Neptune at Newcastle

Newcastle upon Tyne Civic Centre. This enormous bronze adorns the side of the building, and here we see it from a very odd angle, looking alomost vertically. He looks a bit like a man on a surf-board. The way the sky is brightest behind his head is a bit corny.

Spectral forest

This shot was taken on a rock-climbing trip, with my ordinary pocket camera. Sometimes a great shot is result of just having a camera on you, when the conditions happen to be right. The patches of light you see on the forest floor are cobwebs lit up in the sun.

The weather conditions were extraordinary. From the top of the hills, one could look down on the top of a perfectly flat layer of white mist covering the valley floor.

According to cinematographers, this is what medieval forests looked like at all times.

Holy rainbow

I was coming out of the cinema, and saw an amazing rainbow against a dark sky. I took several shots of it. A few show that it was in fact a double rainbow - a conventional rainbow plus a parallel, dimmer one, with the order of the colours reversed. Here you only see a single rainbow, but I chose this one for the simplicity of the composition.

Snow textures

I have got hundreds of shots of textures: gravels, leaves, muds, walls, and the like. Similarly, I have hundreds of skies. There is a risk of my boring you with too many of these. Here you see two texture shots taken on Newcastle Town Moor in winter.

This Sporting Life

I like the atmosphere of this shot. It reminds me of the book "This Sporting Life" by David Storey (made into a film in 1963 starring Richard Harris, directed by Lindsay Anderson). The novel is the tale of a professional sportsman from a northern English industrial towm. Feel the cold and smell the grime.

Fire silhouette

This was taken at the Newcastle Green Festival. In the background, you can see two large straw sculptures of angels with wings, that were set alight.

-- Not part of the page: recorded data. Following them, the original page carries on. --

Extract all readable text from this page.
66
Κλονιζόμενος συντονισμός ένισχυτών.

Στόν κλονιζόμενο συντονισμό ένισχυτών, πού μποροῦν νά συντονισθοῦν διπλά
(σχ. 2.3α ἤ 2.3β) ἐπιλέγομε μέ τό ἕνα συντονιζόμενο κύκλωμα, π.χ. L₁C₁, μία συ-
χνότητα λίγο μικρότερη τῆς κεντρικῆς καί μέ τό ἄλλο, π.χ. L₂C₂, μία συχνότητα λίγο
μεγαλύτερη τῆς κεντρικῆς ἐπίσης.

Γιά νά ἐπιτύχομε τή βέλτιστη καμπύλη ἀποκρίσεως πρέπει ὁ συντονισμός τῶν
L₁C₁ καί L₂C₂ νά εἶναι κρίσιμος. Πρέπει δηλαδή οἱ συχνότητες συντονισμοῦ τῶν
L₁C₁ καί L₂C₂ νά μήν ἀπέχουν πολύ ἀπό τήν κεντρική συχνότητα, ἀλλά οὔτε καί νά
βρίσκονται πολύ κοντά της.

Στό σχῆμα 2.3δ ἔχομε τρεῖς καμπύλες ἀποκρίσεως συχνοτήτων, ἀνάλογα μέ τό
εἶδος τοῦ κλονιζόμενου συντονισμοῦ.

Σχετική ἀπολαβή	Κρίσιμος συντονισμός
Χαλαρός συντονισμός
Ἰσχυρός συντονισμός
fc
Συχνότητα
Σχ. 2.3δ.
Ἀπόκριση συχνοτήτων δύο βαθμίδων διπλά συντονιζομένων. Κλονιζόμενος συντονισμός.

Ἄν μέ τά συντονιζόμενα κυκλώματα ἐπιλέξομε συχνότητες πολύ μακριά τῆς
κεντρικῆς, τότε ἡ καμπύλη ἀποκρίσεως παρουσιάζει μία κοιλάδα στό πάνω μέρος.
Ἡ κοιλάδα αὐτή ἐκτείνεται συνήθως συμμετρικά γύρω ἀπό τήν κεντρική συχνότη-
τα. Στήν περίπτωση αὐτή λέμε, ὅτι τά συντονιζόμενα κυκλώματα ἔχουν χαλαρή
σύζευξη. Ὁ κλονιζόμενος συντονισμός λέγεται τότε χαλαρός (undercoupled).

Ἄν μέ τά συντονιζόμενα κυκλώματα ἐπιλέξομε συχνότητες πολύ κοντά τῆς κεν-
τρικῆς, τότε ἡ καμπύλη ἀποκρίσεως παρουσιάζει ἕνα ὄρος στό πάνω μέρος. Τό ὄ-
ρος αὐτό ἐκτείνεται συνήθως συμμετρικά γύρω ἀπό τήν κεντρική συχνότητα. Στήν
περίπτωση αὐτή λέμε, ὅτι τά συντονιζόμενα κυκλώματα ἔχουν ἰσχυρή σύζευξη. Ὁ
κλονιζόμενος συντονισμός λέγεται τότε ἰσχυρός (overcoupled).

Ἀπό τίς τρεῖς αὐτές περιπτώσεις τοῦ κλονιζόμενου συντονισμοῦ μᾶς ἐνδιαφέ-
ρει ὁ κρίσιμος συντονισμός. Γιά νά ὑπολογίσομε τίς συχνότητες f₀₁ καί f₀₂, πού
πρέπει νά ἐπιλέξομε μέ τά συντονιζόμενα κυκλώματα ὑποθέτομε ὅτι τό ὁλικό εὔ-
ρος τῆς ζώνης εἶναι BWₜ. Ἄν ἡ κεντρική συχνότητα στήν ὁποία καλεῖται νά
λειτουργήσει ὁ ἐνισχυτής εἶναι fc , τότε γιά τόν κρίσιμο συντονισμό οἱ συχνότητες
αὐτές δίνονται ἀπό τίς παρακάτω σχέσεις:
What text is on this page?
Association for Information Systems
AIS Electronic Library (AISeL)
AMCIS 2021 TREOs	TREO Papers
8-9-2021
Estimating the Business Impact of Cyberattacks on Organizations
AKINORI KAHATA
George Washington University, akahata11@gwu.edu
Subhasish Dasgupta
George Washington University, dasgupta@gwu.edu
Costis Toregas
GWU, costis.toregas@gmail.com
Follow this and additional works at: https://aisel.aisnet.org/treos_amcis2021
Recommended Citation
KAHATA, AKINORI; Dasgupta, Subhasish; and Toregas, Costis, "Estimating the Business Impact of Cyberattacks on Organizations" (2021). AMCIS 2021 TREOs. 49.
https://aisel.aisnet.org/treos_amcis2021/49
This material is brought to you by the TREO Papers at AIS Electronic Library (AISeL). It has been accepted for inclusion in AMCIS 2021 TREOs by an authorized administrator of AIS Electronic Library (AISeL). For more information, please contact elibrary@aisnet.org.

They burned for a long time, but they lost their angel shapes almost immediately, and collapsed to half height, which spoiled the spectacle a bit. The dreadlocked man you see in the foreground was not a medieval slinger, but a juggler who had in his hand a poy (sp?) for whirling around. In the blaze, about five hundred pounds worth of juggling equipment went up in smoke. This was accidental. It wasn't immediately obvious, though, since so many of the performers were jumping up and down and generally looking a bit manic, but the small group smothering a pile of burning stuff with blankets and jumping up and down on it in a particularly manic fashion, was attempting to rescue the equipment, I later discovered. The man pictured liked this shot and used it for his business cards.

Rose Arch

This is part of a formal garden in Bury St. Edmunds. The single pink rose seemed just right, especially as the pink was echoed in the background. Nice and simple.

Newcastle Skyline

Here you see a view from within the new "Gate" centre - a place of restaurants and clubs which hold a nightly competition in playing loud music. If you stand in the right place, you can hear the thudding of about six different clubs at once, which many people seem to find compellingly attractive. I have manipulated the colours a little, but only to enhance what was already there.

Stairs in sunlight

Taking good photographs is often a matter of having a camera on you at the time. I was in the Bedson Building of Newcastle University on an errand, and noticed that the sun looked nice on the stairs, and I had my camera with me.